Reductoderces microphanes is a moth of the family Psychidae. This species is endemic to New Zealand. R. microphanes is a bagworm moth and its larvae likely feed on lichen or algae. Historically there has been some confusion over the identification of this species with George Hudson mistakenly describing and illustrating unnamed species and then attributing those descriptions and illustrations to this species. Charles Edwin Clarke discussed this species stating that it and its close relatives were active and able to be collected in damp mists before sunrise.

== Taxonomy ==
This species was first described by Edward Meyrick in 1888 using a male specimen collected in Christchurch in August and named Mallobathra microphanes. In 1915 Meyrick revised New Zealand Tineina and maintained this placement. In 1928 in his book The butterflies and moths of New Zealand, George Hudson discussed and illustrated moths purporting to be this species under the names Taleporia microphanes and Mallobathra fragilis. In 1971 J. S. Dugdale removed this species from the genus Taleporia and placed this species within the genus Reductoderces. In 1988, J. S. Dugdale stated that both descriptions and illustrations by Hudson of Taleporia microphanes and Mallobathra fragilis in his 1928 book The butterflies and moths of New Zealand referred to unnamed species rather than to Reductoderces microphanes. In 1988 Dugdale also synonymised Mallobathra fragilis with Reductoderces microphanes. The placement by Dugdale of this species into the genus Reductoderces was confirmed in the Inventory of New Zealand Biodiversity. The holotype specimen is held at the Natural History Museum, London.

==Description==
Meyrick described the species as follows:

Male. — 9 mm. Head, palpi, and antennae light fuscous; palpi moderate; antennal ciliations 2 1/2. Thorax fuscous. Abdomen grey. Legs grey-whitish. Forewings elongate, costa slightly arched, apex rounded, hindmargin extremely obliquely rounded; rather dark fuscous, irrorated with very obscure grey-whitish spots; costa with four more distinct small white spots on posterior half: cilia whitish-fuscous, basal half except towards anal angle fuscous obscurely spotted with whitish.
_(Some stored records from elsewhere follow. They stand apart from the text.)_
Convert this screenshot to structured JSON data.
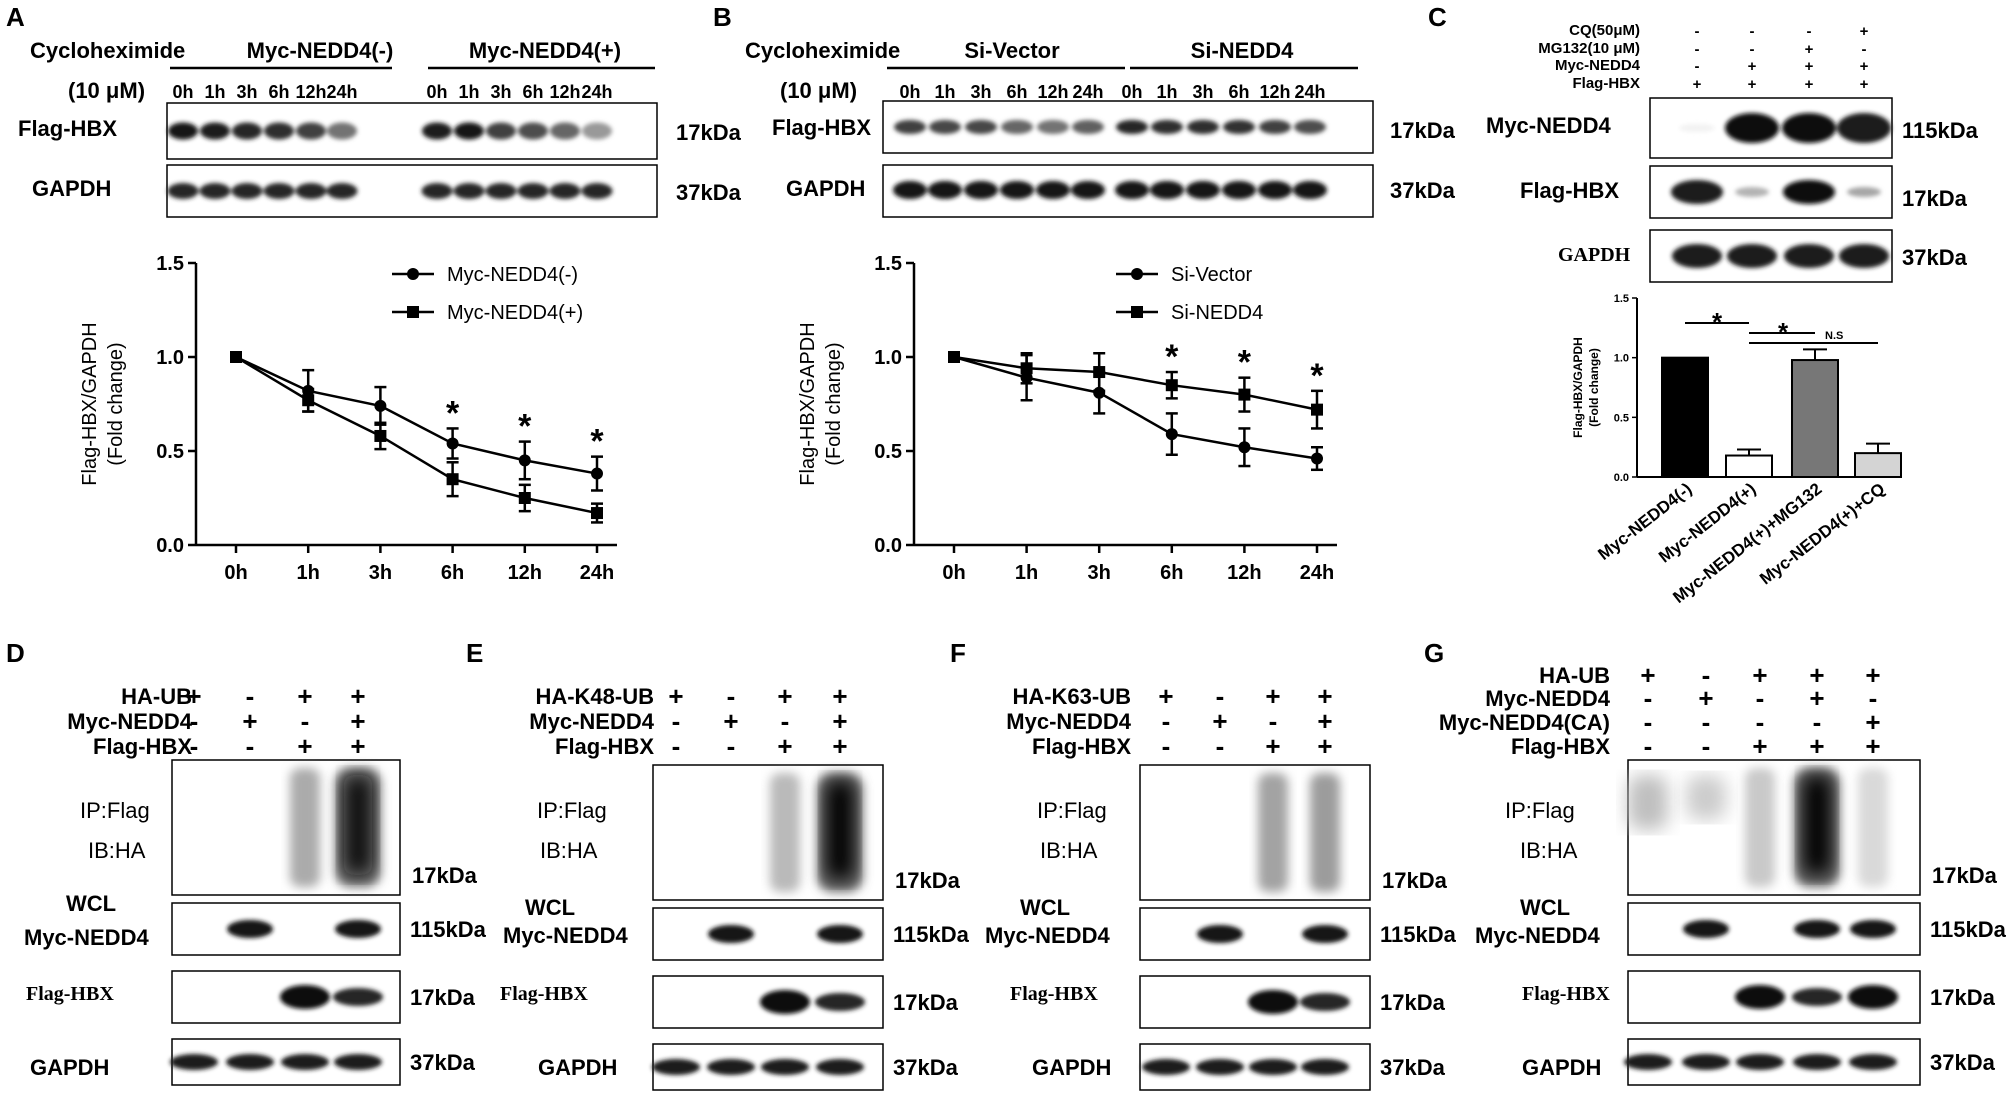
{
  "common": {
    "kda_17": "17kDa",
    "kda_37": "37kDa",
    "kda_115": "115kDa",
    "plus": "+",
    "minus": "-",
    "star": "*",
    "ns": "N.S",
    "flag_hbx": "Flag-HBX",
    "gapdh": "GAPDH",
    "gapdh_caps": "GAPDH",
    "myc_nedd4": "Myc-NEDD4",
    "ip_flag": "IP:Flag",
    "ib_ha": "IB:HA",
    "wcl": "WCL"
  },
  "panelA": {
    "label": "A",
    "cycloheximide": "Cycloheximide",
    "dose": "(10 μM)",
    "group1": "Myc-NEDD4(-)",
    "group2": "Myc-NEDD4(+)",
    "timepoints": [
      "0h",
      "1h",
      "3h",
      "6h",
      "12h",
      "24h"
    ]
  },
  "panelB": {
    "label": "B",
    "cycloheximide": "Cycloheximide",
    "dose": "(10 μM)",
    "group1": "Si-Vector",
    "group2": "Si-NEDD4",
    "timepoints": [
      "0h",
      "1h",
      "3h",
      "6h",
      "12h",
      "24h"
    ]
  },
  "panelC": {
    "label": "C",
    "matrix_rows": [
      {
        "name": "CQ(50μM)",
        "signs": [
          "-",
          "-",
          "-",
          "+"
        ]
      },
      {
        "name": "MG132(10 μM)",
        "signs": [
          "-",
          "-",
          "+",
          "-"
        ]
      },
      {
        "name": "Myc-NEDD4",
        "signs": [
          "-",
          "+",
          "+",
          "+"
        ]
      },
      {
        "name": "Flag-HBX",
        "signs": [
          "+",
          "+",
          "+",
          "+"
        ]
      }
    ]
  },
  "panelD": {
    "label": "D",
    "rows": [
      {
        "name": "HA-UB",
        "signs": [
          "+",
          "-",
          "+",
          "+"
        ]
      },
      {
        "name": "Myc-NEDD4",
        "signs": [
          "-",
          "+",
          "-",
          "+"
        ]
      },
      {
        "name": "Flag-HBX",
        "signs": [
          "-",
          "-",
          "+",
          "+"
        ]
      }
    ]
  },
  "panelE": {
    "label": "E",
    "rows": [
      {
        "name": "HA-K48-UB",
        "signs": [
          "+",
          "-",
          "+",
          "+"
        ]
      },
      {
        "name": "Myc-NEDD4",
        "signs": [
          "-",
          "+",
          "-",
          "+"
        ]
      },
      {
        "name": "Flag-HBX",
        "signs": [
          "-",
          "-",
          "+",
          "+"
        ]
      }
    ]
  },
  "panelF": {
    "label": "F",
    "rows": [
      {
        "name": "HA-K63-UB",
        "signs": [
          "+",
          "-",
          "+",
          "+"
        ]
      },
      {
        "name": "Myc-NEDD4",
        "signs": [
          "-",
          "+",
          "-",
          "+"
        ]
      },
      {
        "name": "Flag-HBX",
        "signs": [
          "-",
          "-",
          "+",
          "+"
        ]
      }
    ]
  },
  "panelG": {
    "label": "G",
    "rows": [
      {
        "name": "HA-UB",
        "signs": [
          "+",
          "-",
          "+",
          "+",
          "+"
        ]
      },
      {
        "name": "Myc-NEDD4",
        "signs": [
          "-",
          "+",
          "-",
          "+",
          "-"
        ]
      },
      {
        "name": "Myc-NEDD4(CA)",
        "signs": [
          "-",
          "-",
          "-",
          "-",
          "+"
        ]
      },
      {
        "name": "Flag-HBX",
        "signs": [
          "-",
          "-",
          "+",
          "+",
          "+"
        ]
      }
    ]
  },
  "chart_data": [
    {
      "type": "line",
      "panel": "A",
      "ylabel": "Flag-HBX/GAPDH\n(Fold change)",
      "categories": [
        "0h",
        "1h",
        "3h",
        "6h",
        "12h",
        "24h"
      ],
      "ylim": [
        0,
        1.5
      ],
      "yticks": [
        "0.0",
        "0.5",
        "1.0",
        "1.5"
      ],
      "series": [
        {
          "name": "Myc-NEDD4(-)",
          "marker": "circle",
          "values": [
            1.0,
            0.82,
            0.74,
            0.54,
            0.45,
            0.38
          ],
          "errors": [
            0,
            0.11,
            0.1,
            0.08,
            0.1,
            0.09
          ]
        },
        {
          "name": "Myc-NEDD4(+)",
          "marker": "square",
          "values": [
            1.0,
            0.77,
            0.58,
            0.35,
            0.25,
            0.17
          ],
          "errors": [
            0,
            0.06,
            0.07,
            0.09,
            0.07,
            0.05
          ]
        }
      ],
      "significance": [
        "",
        "",
        "",
        "*",
        "*",
        "*"
      ]
    },
    {
      "type": "line",
      "panel": "B",
      "ylabel": "Flag-HBX/GAPDH\n(Fold change)",
      "categories": [
        "0h",
        "1h",
        "3h",
        "6h",
        "12h",
        "24h"
      ],
      "ylim": [
        0,
        1.5
      ],
      "yticks": [
        "0.0",
        "0.5",
        "1.0",
        "1.5"
      ],
      "series": [
        {
          "name": "Si-Vector",
          "marker": "circle",
          "values": [
            1.0,
            0.89,
            0.81,
            0.59,
            0.52,
            0.46
          ],
          "errors": [
            0,
            0.12,
            0.11,
            0.11,
            0.1,
            0.06
          ]
        },
        {
          "name": "Si-NEDD4",
          "marker": "square",
          "values": [
            1.0,
            0.94,
            0.92,
            0.85,
            0.8,
            0.72
          ],
          "errors": [
            0,
            0.08,
            0.1,
            0.07,
            0.09,
            0.1
          ]
        }
      ],
      "significance": [
        "",
        "",
        "",
        "*",
        "*",
        "*"
      ]
    },
    {
      "type": "bar",
      "panel": "C",
      "ylabel": "Flag-HBX/GAPDH\n(Fold change)",
      "categories": [
        "Myc-NEDD4(-)",
        "Myc-NEDD4(+)",
        "Myc-NEDD4(+)+MG132",
        "Myc-NEDD4(+)+CQ"
      ],
      "values": [
        1.0,
        0.18,
        0.98,
        0.2
      ],
      "errors": [
        0,
        0.05,
        0.09,
        0.08
      ],
      "colors": [
        "#000000",
        "#ffffff",
        "#777777",
        "#d4d4d4"
      ],
      "ylim": [
        0,
        1.5
      ],
      "yticks": [
        "0.0",
        "0.5",
        "1.0",
        "1.5"
      ]
    }
  ]
}
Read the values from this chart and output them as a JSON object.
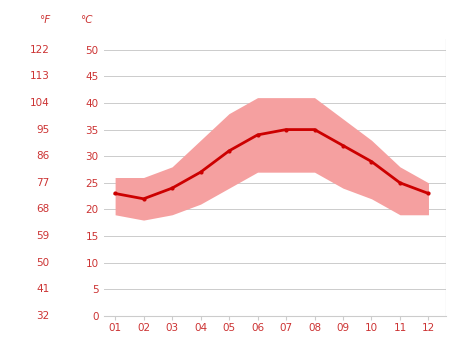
{
  "months": [
    1,
    2,
    3,
    4,
    5,
    6,
    7,
    8,
    9,
    10,
    11,
    12
  ],
  "month_labels": [
    "01",
    "02",
    "03",
    "04",
    "05",
    "06",
    "07",
    "08",
    "09",
    "10",
    "11",
    "12"
  ],
  "avg_temp": [
    23,
    22,
    24,
    27,
    31,
    34,
    35,
    35,
    32,
    29,
    25,
    23
  ],
  "max_temp": [
    26,
    26,
    28,
    33,
    38,
    41,
    41,
    41,
    37,
    33,
    28,
    25
  ],
  "min_temp": [
    19,
    18,
    19,
    21,
    24,
    27,
    27,
    27,
    24,
    22,
    19,
    19
  ],
  "y_ticks_c": [
    0,
    5,
    10,
    15,
    20,
    25,
    30,
    35,
    40,
    45,
    50
  ],
  "y_ticks_f": [
    32,
    41,
    50,
    59,
    68,
    77,
    86,
    95,
    104,
    113,
    122
  ],
  "ylim_c": [
    0,
    52
  ],
  "xlim": [
    0.62,
    12.6
  ],
  "line_color": "#cc0000",
  "band_color": "#f5a0a0",
  "grid_color": "#cccccc",
  "tick_color": "#cc3333",
  "bg_color": "#ffffff",
  "label_f": "°F",
  "label_c": "°C",
  "right_line_color": "#aaaaaa"
}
Hindwings light grey; cilia 1 1/2, grey-whitish.

== Distribution ==
This species is endemic to New Zealand. It has been collected in its type locality of Christchurch as well as in Dunedin.

==Behaviour==
Charles Edwin Clarke stated that the adults of this species are active and able to be collected in damp mists before sunrise.

== Host species and habitat ==
It is likely that the larvae of this species are lichen or alga-browsers. The larvae of this species inhabit long, flanged cases which can be found on cliff-faces, tree trunks or stones.